For small businesses and freelancers, successfully performing work for customers and clients is only half the battle. Oftentimes, businesses wait up to 90 days to receive payment for their outstanding invoices. This delayed cash flow can create a variety of problems, especially when it comes to covering overhead expenses like rent and payroll.
That’s why Eyal Shinar developed the Fundbox software service, to help small businesses fix their cash flow problems as it relates to outstanding invoices. Fundbox is the leading cash flow optimization platform for small businesses, and who better to start a fintech company focused on this problem than someone who learned it at his mother’s knee? Shinar’s mother was a small business owner, so growing up he saw the pain and frustration that delayed payment of invoices can cause. According to a recent report, 82 percent of small businesses fail due to poor cash management. Where some see problems, others see solutions, and that’s where Fundbox comes in.
The process is straightforward. Business owners simply connect their existing accounting software to Fundbox and submit their outstanding invoices for immediate reimbursement. The business owner incurs a small fee for this service and they are given up to 24 weeks to pay Fundbox back.
For banks looking to offer new or better services to small business clients and freelancers, though, is Fundbox a good partner? Let’s look a little closer.
Small business accounts are a much coveted group for banks, so providing new tools to improve service and/or relationships with this group should be of interest area to most any financial institution. The fact that Fundbox already has some traction in the small business space should be a good indicator for banks that the service they provide—instant cash flow—is a needed service for this group.
Once a small business owner submits an invoice to the Fundbox platform, they are typically paid within one to two days. Fundbox connects easily with most existing accounting platforms that small businesses are already using, such as QuickBooks, Freshbooks, Xero, Wave and Sage One, so there is very little to do in terms of importing data. Fundbox connects with a few simple clicks and pulls any outstanding invoices that business owners might want to turn into cash. Also, when the user signs up for their account, Fundbox uses big data and algorithms to quickly determine the consumer’s financial health rather than putting them through a lengthy application and approval processes.

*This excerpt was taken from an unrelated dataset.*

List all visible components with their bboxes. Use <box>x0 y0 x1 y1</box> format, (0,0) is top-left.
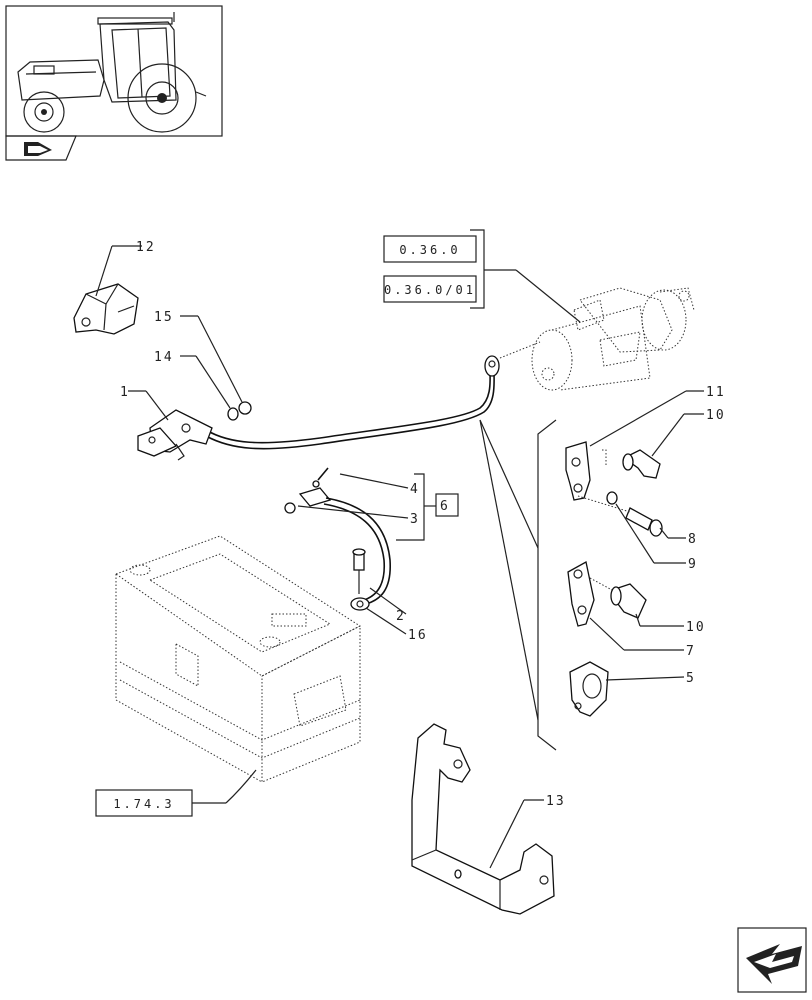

The pricing model is simple and transparent. For an invoice of $1,000, the fee is $48 per week over 24 weeks, or $89 per week over 12 weeks. Fees are reduced if the business pays back what it owes prior to the deadline, which is a good incentive to keep Fundbox’s own cash flow looking good, although they have no shortage of funding—another point that might give banks some comfort in partnering with the company.
While the Fundbox fee structure is quite straightforward and transparent, it’s also relatively expensive and can really add up over time, especially for businesses that regularly choose the 24-month financing option. After you do the math, the annual percentage rate for Fundbox repayments can range anywhere from 13 percent to 68 percent. Fundbox also places a $100,000 limit on invoices that it will fund, so it isn’t an option for companies seeking to turn accounts receivable for amounts larger than that into cash.
While Fundbox is compatible with most of the common accounting software mentioned earlier, small businesses that use less common accounting packages or Excel spreadsheets can’t utilize its service. Other drawbacks are that Fundbox doesn’t provide cash for past-due invoices, and the approval process for credit limit increases can take some time. So while the service is helpful in many use cases, it certainly doesn’t match every situation. Finally, Fundbox is rolling out additional credit products as well, which could increase its presence as a possible competitor in the banking space.
OUR VERDICT: FOE
Fundbox offers an important service to small businesses and entrepreneurs, and does so more conveniently than most banks do today. At a time when so much emphasis is being placed on the customer experience, banks should be taking notice of this heavily-funded bank alternative. If an entrepreneur has outstanding invoices and needs cash to keep the lights on, their only option with traditional banks is to apply for a small business loan, or to go to their credit card company, which charges even higher rates than Fundbox. Furthermore, between the application process, credit checks and agreeing upon collateral, it can be weeks or months before businesses see a penny of the cash they need. For this reason, I applaud what Fundbox is doing, and I think it is certainly a —friend’ to many entrepreneurs in their times of need.
As Fundbox encourages more and more small business owners to come to them for cash, though, this obviously chips away from the bank’s importance and its relationship with their small business clients—a relationship they certainly don’t want to lose. And to date, Fundbox cannot boast of any existing bank partnerships or list banks as an area of interest. Of course, if this was to change, we might reconsider our foe designation.
In the meantime, banks would be wise to understand why entrepreneurs are using services like Fundbox, and how they might better address this particular need, whether it’s partnering with fintech companies, investing in new solutions or building them internally. In short, business owners have enough things to worry about, and getting paid on time doesn’t have to be one of them. Who can blame small business owners for looking outside their banking relationship for help?